DO YOU care whether London remains the international financial centre? It might be a sacrilegious question to ask City A.M. readers, but it is at the heart of the debate over the future of banking.
If someone doesn’t want London to remain a world leader, then concerns about regulatory overreaction damaging our competitiveness and banks moving overseas will be met with a shrug of the shoulders and a smirk. At the Institute for Public Policy Research London Policy Conference this week, at which I spoke, there was barely concealed relish at the thought of London turning into Toronto. The session asked “Game over for London’s financial services?”, to which the answer seemed to be “we hope so.”
There is no doubt that the City is shrinking, and that the earlier doom-laden predictions are being fulfilled. Massive job culls are almost daily news, as banks go into retreat and restructure. The Centre for Economic and Business Research predicts that the number of City jobs will next year drop to 237,000, down from 354,000 in 2007. Equity trading is down 20 per cent year on year, gilts trading down a third, mergers and acquisition activity down a third, derivatives are down a fifth. International league tables have already knocked London off the global top spot as a financial centre. Future regulation, such as the revised Markets in Financial Instruments directive (MIFID II), is also expected to curb growth, and uncertainties over the EU are dark clouds almost straight overhead. To those who believe financial services are parasitic, this will seem like good news.
But there is little appreciation that much of what London does is international – we are providing banking services for sophisticated corporations and governments across Europe, the Middle East and Asia. Companies from France to South Korea do their deals and raise their finance in London. The gleaming spires of Canary Wharf are an export industry with a bigger net trade surplus than the entire rest of the UK economy. That trade surplus means that British people can buy iPhones and Volkswagens without sending sterling into a tailspin. The industry allows us to productively invest the vast savings we have built up in pension funds, and make a return.

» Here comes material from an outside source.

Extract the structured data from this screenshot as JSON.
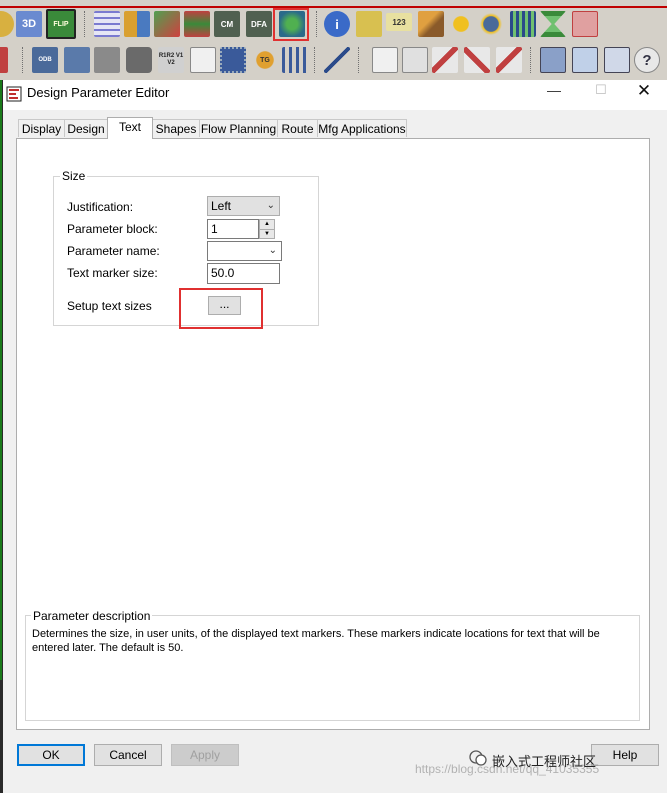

This export industry, and its employees, used to pay £65bn in tax – more than enough to pay for all the schools and universities and police – but that is shrinking fast. Bonuses are down, but simple arithmetic shows that the bigger loser is the general public. For every pound of bonus, 56p goes to the taxman. This is why the Treasury is so concerned – every £1bn less they get from the City, is £1bn of cuts to services or tax rises they have to impose elsewhere.
It would be typically suicidal of Britain to kill off the one industry in which it is a clear world leader. Excessive bank bashing might be fun for some, but we will all lose from it.
Anthony Browne is chief executive of the British Bankers’ Association.